What this error means
API Error: 400 due to tool use concurrency issues. Run /rewind to recover the conversation. is a Anthropic API failure pattern reported for developers trying to fix anthropic api returning unexpected 400 bad request during tool use concurrency in claude code. Based on the imported evidence, treat this as a tool-specific troubleshooting page rather than a generic API error.
Why this happens
270+ comments. Error shows as 'SyntaxError: Unexpected token' in CLI, wrapping an underlying 400 Bad Request from the Anthropic API. The root cause is tool use concurrency limits, but the error message is misleading. Forces conversation recovery via /rewind.
Common causes
- Claude Code users encounter a 400 error with tool use concurrency, receiving a misleading 'Bad Request' response with invalid JSON parsing errors in the CLI. The error forces users to run /rewind to recover conversations, losing context. Affects Claude Code v2.0.2+ on macOS.
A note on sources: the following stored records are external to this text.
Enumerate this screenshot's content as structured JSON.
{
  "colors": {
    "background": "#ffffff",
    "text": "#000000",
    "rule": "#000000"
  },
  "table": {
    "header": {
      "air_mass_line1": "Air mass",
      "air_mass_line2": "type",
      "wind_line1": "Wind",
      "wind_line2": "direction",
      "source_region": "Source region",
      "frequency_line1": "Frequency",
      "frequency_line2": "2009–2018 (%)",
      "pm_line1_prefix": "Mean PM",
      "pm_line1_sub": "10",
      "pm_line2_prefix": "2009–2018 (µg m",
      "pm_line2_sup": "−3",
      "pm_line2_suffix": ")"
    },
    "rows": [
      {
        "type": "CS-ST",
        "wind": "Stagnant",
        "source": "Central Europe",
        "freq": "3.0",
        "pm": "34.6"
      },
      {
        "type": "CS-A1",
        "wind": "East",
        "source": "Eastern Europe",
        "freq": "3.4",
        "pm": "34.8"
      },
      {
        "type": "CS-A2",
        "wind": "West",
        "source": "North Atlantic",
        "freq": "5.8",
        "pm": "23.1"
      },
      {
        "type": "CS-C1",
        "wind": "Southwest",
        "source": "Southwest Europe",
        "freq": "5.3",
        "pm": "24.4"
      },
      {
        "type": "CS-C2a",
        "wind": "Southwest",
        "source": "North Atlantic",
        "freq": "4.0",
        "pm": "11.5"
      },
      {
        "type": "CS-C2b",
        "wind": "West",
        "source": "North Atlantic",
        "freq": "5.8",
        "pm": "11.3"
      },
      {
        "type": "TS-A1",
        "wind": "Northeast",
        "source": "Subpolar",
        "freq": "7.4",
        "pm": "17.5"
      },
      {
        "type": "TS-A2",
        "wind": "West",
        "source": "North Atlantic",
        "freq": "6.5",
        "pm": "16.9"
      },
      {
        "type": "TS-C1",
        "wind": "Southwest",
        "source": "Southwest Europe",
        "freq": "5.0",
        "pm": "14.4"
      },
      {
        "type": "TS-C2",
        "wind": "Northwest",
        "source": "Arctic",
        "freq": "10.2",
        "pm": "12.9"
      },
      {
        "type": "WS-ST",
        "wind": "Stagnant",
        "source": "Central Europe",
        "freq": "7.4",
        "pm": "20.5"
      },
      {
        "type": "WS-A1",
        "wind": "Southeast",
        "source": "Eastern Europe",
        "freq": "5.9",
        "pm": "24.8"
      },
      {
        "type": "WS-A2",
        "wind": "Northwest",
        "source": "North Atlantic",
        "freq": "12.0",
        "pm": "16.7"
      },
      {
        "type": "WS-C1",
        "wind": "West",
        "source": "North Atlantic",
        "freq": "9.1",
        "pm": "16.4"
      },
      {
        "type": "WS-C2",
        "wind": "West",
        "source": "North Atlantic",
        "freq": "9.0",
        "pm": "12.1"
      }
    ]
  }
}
- 270+ comments. Error shows as 'SyntaxError: Unexpected token' in CLI, wrapping an underlying 400 Bad Request from the Anthropic API. The root cause is tool use concurrency limits, but the error message is misleading. Forces conversation recovery via /rewind.
Quick fixes
- Confirm the exact error signature matches
API Error: 400 due to tool use concurrency issues. Run /rewind to recover the conversation.. - Check the Anthropic API account, local tool state, and provider configuration involved in the failing workflow.
- Compare the failing environment with a known working setup, then change one configuration value at a time.
Platform/tool-specific checks
- Verify the command, editor, extension, or API client that produced the error.
- Compare local settings with CI, deployment, or editor-level settings when the error appears in only one environment.
- Avoid deleting credentials, local model data, or project settings until the failing scope is clear.
Step-by-step troubleshooting
- Capture the exact error message and the command, editor action, or request that triggered it.
- Check whether the failure is account/auth, quota/rate, model/provider, local runtime, or deployment configuration.
- Review the source evidence below and compare it with your environment.
- Apply one change at a time and rerun the smallest failing action.
- Keep the working fix documented for the team or deployment environment.
How to prevent it
- Keep provider/tool configuration documented.
- Record non-secret diagnostics such as tool version, provider name, model name, and command path.
- Add a lightweight check before CI or production workflows depend on the tool.